By BARNEY MTHOMBOTHI

The string of holidays, a bit of a nightmare for those trying to do some work - with businesses hard-pressed to eke out a living in ever-deteriorating conditions - provides some respite to many for what has been a roller coaster so early in the year.

A few months into the new year and it already has the festive feel of December about it.

People are knackered, drained emotionally and physically. As the saying goes, it has not just been raining; it's been pouring an unremitting stream of bad news since Polokwane, which saw the unfathomable rise of Jacob Zuma. The Reserve Bank governor is in an unforgiving, intolerant mood. The price of oil - therefore of everything else - is reaching the stratosphere.
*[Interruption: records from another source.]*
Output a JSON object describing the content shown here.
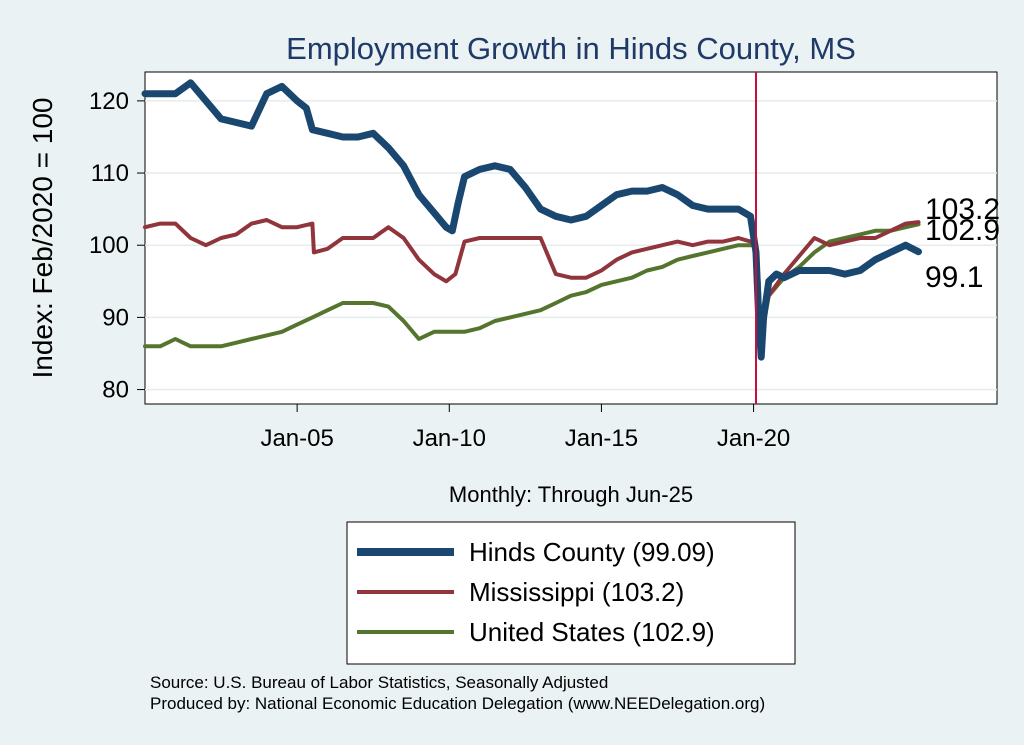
{
  "chart_data": {
    "type": "line",
    "title": "Employment Growth in Hinds  County, MS",
    "xlabel": "Monthly: Through Jun-25",
    "ylabel": "Index: Feb/2020 = 100",
    "ylim": [
      78,
      124
    ],
    "xlim": [
      2000.0,
      2028.0
    ],
    "yticks": [
      80,
      90,
      100,
      110,
      120
    ],
    "xticks": [
      {
        "value": 2005,
        "label": "Jan-05"
      },
      {
        "value": 2010,
        "label": "Jan-10"
      },
      {
        "value": 2015,
        "label": "Jan-15"
      },
      {
        "value": 2020,
        "label": "Jan-20"
      }
    ],
    "reference_line": {
      "x": 2020.08,
      "color": "#c8103e"
    },
    "grid": "horizontal",
    "series": [
      {
        "name": "Hinds  County (99.09)",
        "color": "#1a476f",
        "width": 7,
        "x": [
          2000.0,
          2000.5,
          2001.0,
          2001.5,
          2002.0,
          2002.5,
          2003.0,
          2003.5,
          2004.0,
          2004.5,
          2005.0,
          2005.3,
          2005.5,
          2006.0,
          2006.5,
          2007.0,
          2007.5,
          2008.0,
          2008.5,
          2009.0,
          2009.5,
          2009.9,
          2010.1,
          2010.3,
          2010.5,
          2011.0,
          2011.5,
          2012.0,
          2012.5,
          2013.0,
          2013.5,
          2014.0,
          2014.5,
          2015.0,
          2015.5,
          2016.0,
          2016.5,
          2017.0,
          2017.5,
          2018.0,
          2018.5,
          2019.0,
          2019.5,
          2019.9,
          2020.08,
          2020.17,
          2020.25,
          2020.33,
          2020.5,
          2020.75,
          2021.0,
          2021.5,
          2022.0,
          2022.5,
          2023.0,
          2023.5,
          2024.0,
          2024.5,
          2025.0,
          2025.42
        ],
        "y": [
          121,
          121,
          121,
          122.5,
          120,
          117.5,
          117,
          116.5,
          121,
          122,
          120,
          119,
          116,
          115.5,
          115,
          115,
          115.5,
          113.5,
          111,
          107,
          104.5,
          102.5,
          102,
          106,
          109.5,
          110.5,
          111,
          110.5,
          108,
          105,
          104,
          103.5,
          104,
          105.5,
          107,
          107.5,
          107.5,
          108,
          107,
          105.5,
          105,
          105,
          105,
          104,
          99,
          90,
          84.5,
          90,
          95,
          96,
          95.5,
          96.5,
          96.5,
          96.5,
          96,
          96.5,
          98,
          99,
          100,
          99.1
        ]
      },
      {
        "name": "Mississippi (103.2)",
        "color": "#90353b",
        "width": 4,
        "x": [
          2000.0,
          2000.5,
          2001.0,
          2001.5,
          2002.0,
          2002.5,
          2003.0,
          2003.5,
          2004.0,
          2004.5,
          2005.0,
          2005.5,
          2005.55,
          2006.0,
          2006.5,
          2007.0,
          2007.5,
          2008.0,
          2008.5,
          2009.0,
          2009.5,
          2009.9,
          2010.2,
          2010.5,
          2011.0,
          2011.5,
          2012.0,
          2012.5,
          2013.0,
          2013.5,
          2014.0,
          2014.5,
          2015.0,
          2015.5,
          2016.0,
          2016.5,
          2017.0,
          2017.5,
          2018.0,
          2018.5,
          2019.0,
          2019.5,
          2019.9,
          2020.08,
          2020.17,
          2020.25,
          2020.33,
          2020.5,
          2021.0,
          2021.5,
          2022.0,
          2022.5,
          2023.0,
          2023.5,
          2024.0,
          2024.5,
          2025.0,
          2025.42
        ],
        "y": [
          102.5,
          103,
          103,
          101,
          100,
          101,
          101.5,
          103,
          103.5,
          102.5,
          102.5,
          103,
          99,
          99.5,
          101,
          101,
          101,
          102.5,
          101,
          98,
          96,
          95,
          96,
          100.5,
          101,
          101,
          101,
          101,
          101,
          96,
          95.5,
          95.5,
          96.5,
          98,
          99,
          99.5,
          100,
          100.5,
          100,
          100.5,
          100.5,
          101,
          100.5,
          100,
          95,
          86,
          90,
          93,
          96,
          98.5,
          101,
          100,
          100.5,
          101,
          101,
          102,
          103,
          103.2
        ]
      },
      {
        "name": "United States (102.9)",
        "color": "#55752f",
        "width": 4,
        "x": [
          2000.0,
          2000.5,
          2001.0,
          2001.5,
          2002.0,
          2002.5,
          2003.0,
          2003.5,
          2004.0,
          2004.5,
          2005.0,
          2005.5,
          2006.0,
          2006.5,
          2007.0,
          2007.5,
          2008.0,
          2008.5,
          2009.0,
          2009.5,
          2010.0,
          2010.5,
          2011.0,
          2011.5,
          2012.0,
          2012.5,
          2013.0,
          2013.5,
          2014.0,
          2014.5,
          2015.0,
          2015.5,
          2016.0,
          2016.5,
          2017.0,
          2017.5,
          2018.0,
          2018.5,
          2019.0,
          2019.5,
          2019.9,
          2020.08,
          2020.17,
          2020.25,
          2020.33,
          2020.5,
          2021.0,
          2021.5,
          2022.0,
          2022.5,
          2023.0,
          2023.5,
          2024.0,
          2024.5,
          2025.0,
          2025.42
        ],
        "y": [
          86,
          86,
          87,
          86,
          86,
          86,
          86.5,
          87,
          87.5,
          88,
          89,
          90,
          91,
          92,
          92,
          92,
          91.5,
          89.5,
          87,
          88,
          88,
          88,
          88.5,
          89.5,
          90,
          90.5,
          91,
          92,
          93,
          93.5,
          94.5,
          95,
          95.5,
          96.5,
          97,
          98,
          98.5,
          99,
          99.5,
          100,
          100,
          100,
          93,
          85,
          89,
          93,
          95.5,
          97,
          99,
          100.5,
          101,
          101.5,
          102,
          102,
          102.5,
          102.9
        ]
      }
    ],
    "end_labels": [
      {
        "text": "103.2",
        "value": 103.2
      },
      {
        "text": "102.9",
        "value": 102.9
      },
      {
        "text": "99.1",
        "value": 99.1
      }
    ]
  },
  "legend": {
    "items": [
      {
        "label": "Hinds  County (99.09)",
        "color": "#1a476f",
        "width": 8
      },
      {
        "label": "Mississippi (103.2)",
        "color": "#90353b",
        "width": 4
      },
      {
        "label": "United States (102.9)",
        "color": "#55752f",
        "width": 4
      }
    ]
  },
  "source": {
    "line1": "Source: U.S. Bureau of Labor Statistics, Seasonally Adjusted",
    "line2": "Produced by: National Economic Education Delegation (www.NEEDelegation.org)"
  },
  "colors": {
    "background": "#eaf2f3",
    "plot_background": "#ffffff",
    "grid": "#e4ecee",
    "title": "#1f3a68"
  }
}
Food is getting more expensive and less affordable and the spectre of food riots is becoming an ever-increasing reality. Violent crime remains a constant danger. The mess in Zimbabwe has worsened and our president has added fuel to the fire with his crass utterances and omissions.
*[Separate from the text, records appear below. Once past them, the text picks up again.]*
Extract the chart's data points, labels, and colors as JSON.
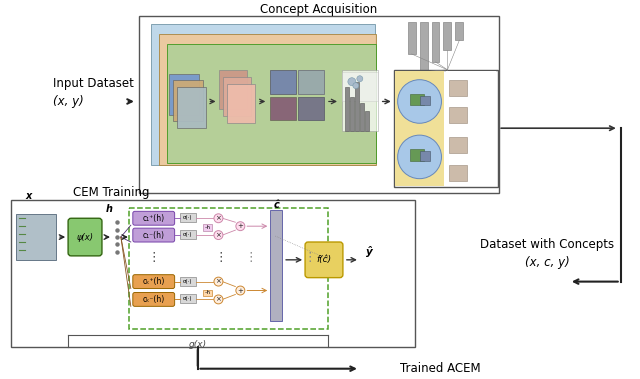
{
  "fig_width": 6.4,
  "fig_height": 3.79,
  "dpi": 100,
  "bg_color": "#ffffff",
  "concept_acq_title": "Concept Acquisition",
  "cem_training_title": "CEM Training",
  "input_text": "Input Dataset",
  "input_xy_text": "(x, y)",
  "dataset_concepts_text": "Dataset with Concepts",
  "dataset_xcy_text": "(x, c, y)",
  "trained_acem_text": "Trained ACEM",
  "colors": {
    "blue_panel": "#b8d4e8",
    "orange_panel": "#f0c898",
    "green_panel": "#b0d098",
    "yellow_panel": "#f0e098",
    "purple_box": "#c09ed8",
    "orange_box": "#e8a050",
    "green_encoder": "#88c870",
    "yellow_func": "#e8d060",
    "gray_bar": "#a8a8a8",
    "light_blue_circle": "#a8c8e8",
    "dashed_border": "#50a028"
  }
}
And, of course, there's Eskom, the mother of all cock-ups. I wonder whether the brothers at Eskom would recognise a generator if they were to collide with one. They should be wearing sackcloth, weeping and wailing, and covering themselves in ashes for putting the future of the country and the wellbeing of its people in peril. Instead they're demanding a bonus. It's an obscenity. The fact that their political masters are indifferent to the disaster they have caused is almost rubbing salt into a festering wound. But I digress.

The litany of bad news has wiped the smile off our collective faces. The stress is telling. The holidays, Freedom Day and Workers' Day, which have so badly mangled this week, are a benefit of our new dispensation, a time to pause and reflect. And there's been a lot of reflection on what it means to be free, and what this democracy has achieved.
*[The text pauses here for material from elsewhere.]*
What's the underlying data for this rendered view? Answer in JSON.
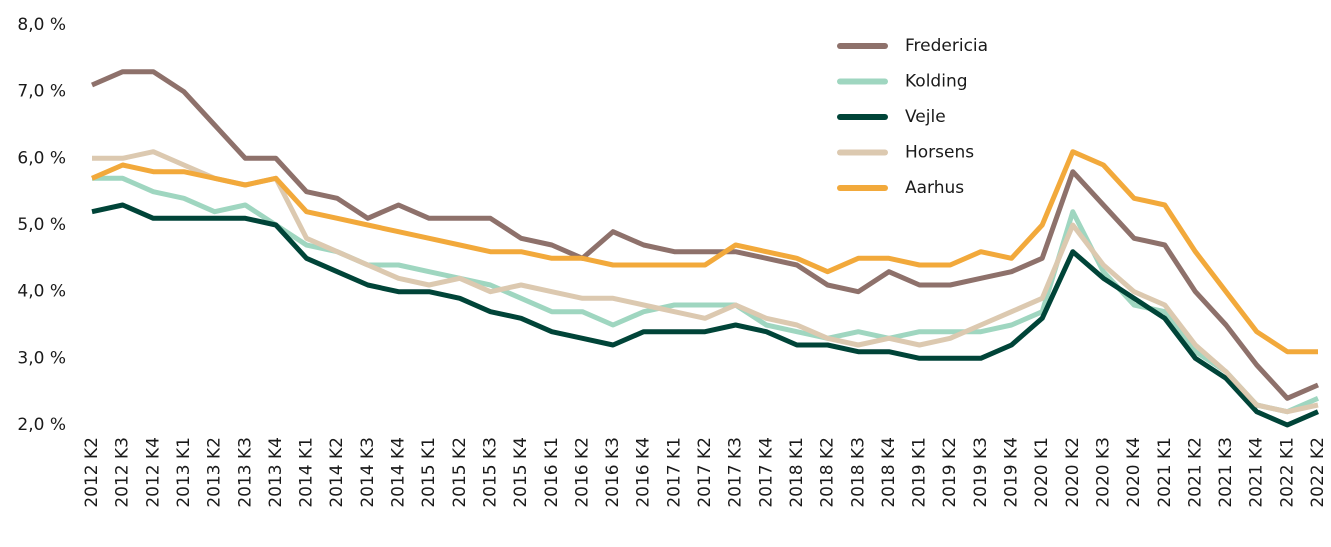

Unfortunately most such ruminations have tended to be negative. You hear it all the time: crime is rife because the constitution no longer allows the police to beat confessions out of suspects ; children have lost all respect for their elders because corporal punishment, at school and in the home, has been outlawed; managers can't manage any more because the law makes it almost impossible to discipline or sack workers; and in any case the unions are in bed with government, so they can get whatever they want. Teachers, well, they're useless and powerful; even the minister of education won't scratch herself without asking for their permission. The list goes on.

It's not as if there's some light at the end of this dark tunnel. It's been switched off - by Eskom, of course. And the unedifying prospect of a Zuma presidency looms large.

People tend to feel like hostages, believing that there's nothing they can do to extricate themselves from the web of problems confronting them. That's when they start looking around for a strongman, a Lee Kuan Yew or a Mahathir Mohamad; somebody able to keep the criminals at bay or behind bars and get the trains to run on time, even if it means sacrificing a few liberties.

Which is why the reaction to deputy safety and security minister Susan Shabangu's exhortation to the police to forget about the constitution and "shoot the bastards" (that is, criminals) has on the whole elicited a positive response from a public hankering for a tough guy. Some disillusionment with democracy seems to be setting in. But democracy was never supposed to be a panacea.

Democracy is like a marriage; after a whirlwind courtship and honeymoon, it tends to become banal, and can even go a bit pear-shaped. The trick is to keep working on it all the time.

But the fault in our case doesn't lie with democracy. It's competence that's missing.